The local group would meet at their club room, which was often a room of the local Nazi party building, or a room in the school house or community center, for an evening of singing, games, or arts and crafts.
The social evenings were planned and led by the local BDM leaders and
widely by the interests and talents of those leaders. Leaders were sent
materials to use for these evenings, such as booklets and schedules, but not
all leaders actually used them. Some girls experienced boring political lessons, while others spend a lot of time
learning new songs or playing music.
→ Organized Trips
One of the most popular aspects of service in the League of German Girls were the organized trips the organization offered the girls. People back then did not generally have the opportunity to get in their car and drive across the country to see sights, and organized day trips to local or regional sights were a big hits. Day trips were organized at least once a month during summer.
Many trips consisted of a short hike or bus ride to get to other transportation such as ships - trips on the major rivers of Germany were very popular - or trains, or to get out into the countryside. If the trip lasted more than one day, the groups spent the night either at a youth hostel or in the barn of a local farmer.
Sometimes BDM girls were also able to meet youth groups from other countries, such as Sweden or Spain, and to spend time with them in
summer camps, or visit them in their home country. The Hitler Youth was one of the first youth organizations to seek friendship with other
youth groups in foreign countries, which had been almost entirely unheard of previously.
→ Summer Camp
Camp gave many girls an opportunity to spend time away from home during their summer break from school, and to meet others their own age. Unlike nowadays, young girls didn't generally travel during their vacation, especially not without their parents, and camp gave them an opportunity to experience new things, see other places, and make friends. Many of the friendships forged at BDM camps have lasted them through the end of the war and for many years thereafter.
→ Festivals and Competitions
Just like girl scouts nowadays, girls back then could earn proficiency badges (merit badges) if they performed well, and there were plenty of opportunities for them to prove themselves within the structure of the BDM and to win awards - youth festivals, as well as music, education and sports competitions were held regularly on local, regional, as well as national levels.
→ The Winter Relief
Besides the activities mentioned above, one of the main activities of the League of German Girls was to collect money and supplies to support the Winter Relief, which provided poorer families with supplies of winter shoes, warm clothing, and heating materials to help them through the winter.

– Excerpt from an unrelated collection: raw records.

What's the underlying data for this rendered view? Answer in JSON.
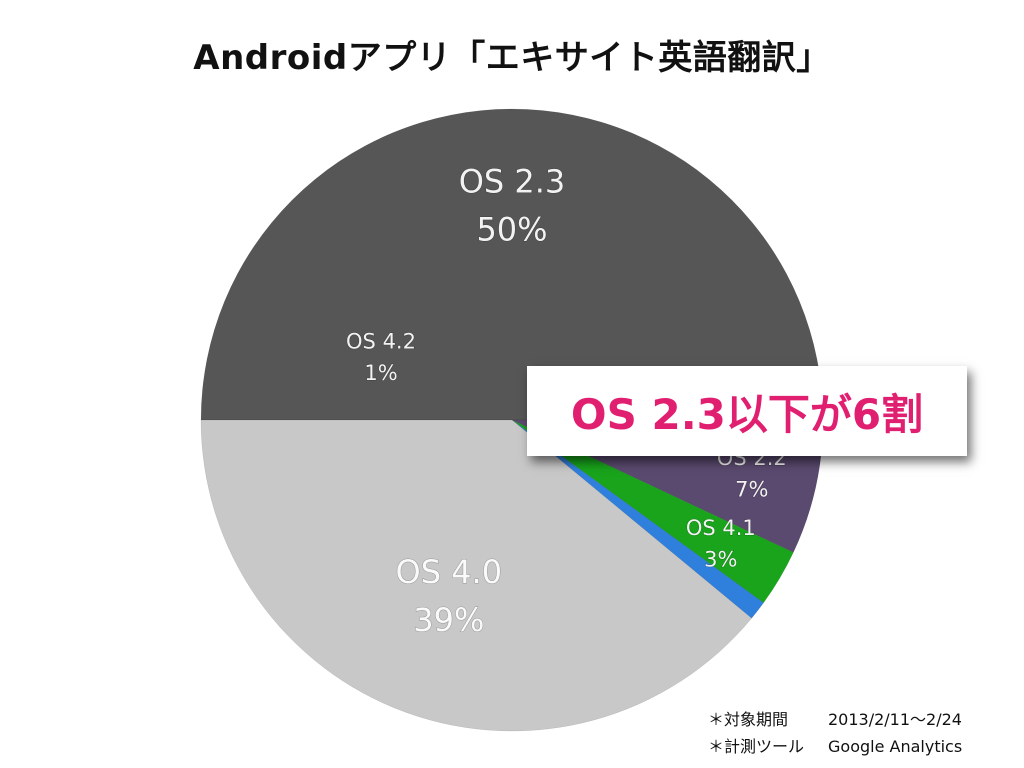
{
  "chart_data": {
    "type": "pie",
    "title": "Androidアプリ「エキサイト英語翻訳」",
    "slices": [
      {
        "label": "OS 2.3",
        "value": 50,
        "display": "50%",
        "color": "#565656",
        "text_color": "#f2f2f2"
      },
      {
        "label": "OS 2.2",
        "value": 7,
        "display": "7%",
        "color": "#5b4a70",
        "text_color": "#f2f2f2"
      },
      {
        "label": "OS 4.1",
        "value": 3,
        "display": "3%",
        "color": "#19a41c",
        "text_color": "#f2f2f2"
      },
      {
        "label": "OS 4.2",
        "value": 1,
        "display": "1%",
        "color": "#2f7fdc",
        "text_color": "#f2f2f2"
      },
      {
        "label": "OS 4.0",
        "value": 39,
        "display": "39%",
        "color": "#c8c8c8",
        "text_color": "#fafafa"
      }
    ],
    "start": "left-horizontal",
    "direction": "clockwise"
  },
  "callout": "OS 2.3以下が6割",
  "notes": [
    {
      "key": "＊対象期間",
      "value": "2013/2/11～2/24"
    },
    {
      "key": "＊計測ツール",
      "value": "Google Analytics"
    }
  ]
}
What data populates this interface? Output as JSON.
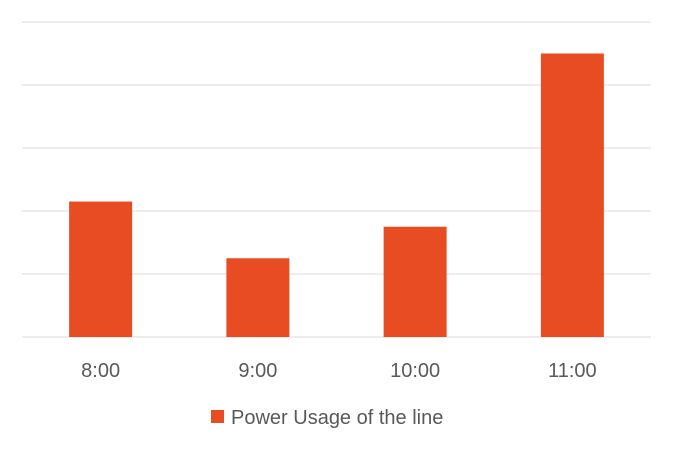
{
  "chart_data": {
    "type": "bar",
    "categories": [
      "8:00",
      "9:00",
      "10:00",
      "11:00"
    ],
    "series": [
      {
        "name": "Power Usage of the line",
        "values": [
          2.15,
          1.25,
          1.75,
          4.5
        ],
        "color": "#E84C22"
      }
    ],
    "ylim": [
      0,
      5
    ],
    "grid": true,
    "y_tick_labels_visible": false,
    "legend": "bottom",
    "colors": {
      "bar": "#E84C22",
      "grid": "#D9D9D9",
      "text": "#595959"
    }
  }
}
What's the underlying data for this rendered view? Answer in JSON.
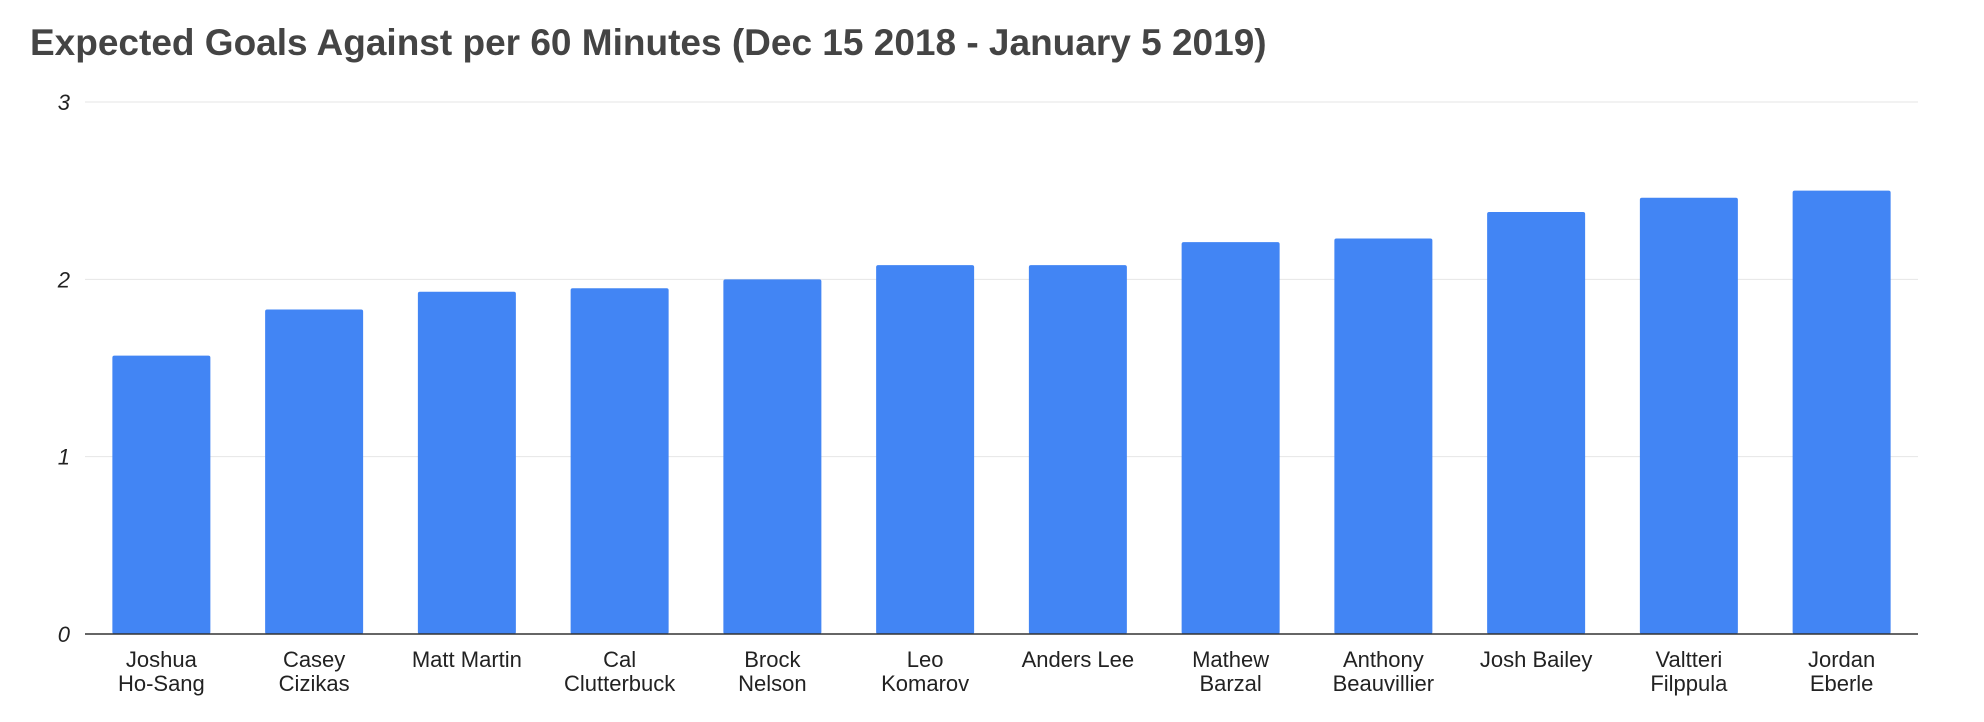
{
  "chart_data": {
    "type": "bar",
    "title": "Expected Goals Against per 60 Minutes (Dec 15 2018 - January 5 2019)",
    "xlabel": "",
    "ylabel": "",
    "ylim": [
      0,
      3
    ],
    "yticks": [
      "0",
      "1",
      "2",
      "3"
    ],
    "grid": true,
    "legend": "none",
    "bar_color": "#4285f4",
    "categories": [
      [
        "Joshua",
        "Ho-Sang"
      ],
      [
        "Casey",
        "Cizikas"
      ],
      [
        "Matt Martin"
      ],
      [
        "Cal",
        "Clutterbuck"
      ],
      [
        "Brock",
        "Nelson"
      ],
      [
        "Leo",
        "Komarov"
      ],
      [
        "Anders Lee"
      ],
      [
        "Mathew",
        "Barzal"
      ],
      [
        "Anthony",
        "Beauvillier"
      ],
      [
        "Josh Bailey"
      ],
      [
        "Valtteri",
        "Filppula"
      ],
      [
        "Jordan",
        "Eberle"
      ]
    ],
    "values": [
      1.57,
      1.83,
      1.93,
      1.95,
      2.0,
      2.08,
      2.08,
      2.21,
      2.23,
      2.38,
      2.46,
      2.5
    ]
  }
}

BDM girls collected money on the street, but also through the sale of goods, such as little flags, or Tinnies. Girls also collected for the NSV and other organizations.
→ The National Job Competition
The League of German Girls placed importance in job training, and many girls had opportunities to learn jobs that they found through their organization that would not otherwise have been offered to them.
BDM girls also participated in the Reichsberufwettkampf,
a national vocational competition, where they competed against other girls and boys from all over the country in a variety of different
categories of job skills. In the process, a girl would become qualified for a job and especially talented girls were supported in their
job of choice through a scholarship program.
→ Other Activities
Local and regional groups also offered other activities that varied from location to location. Some groups had orchestras, or dance groups, others offered first aid courses or training in job skills. Some would offer fencing, skiing, or even glider piloting or sailing.
Much of the time, such additional activities were dependent on the area a girl lived in - in mountainous areas, skiing and mountain climbing could be offered; on a river, girls could join a rowing or swimming team, and on the coast girls were more likely to be offered sailing.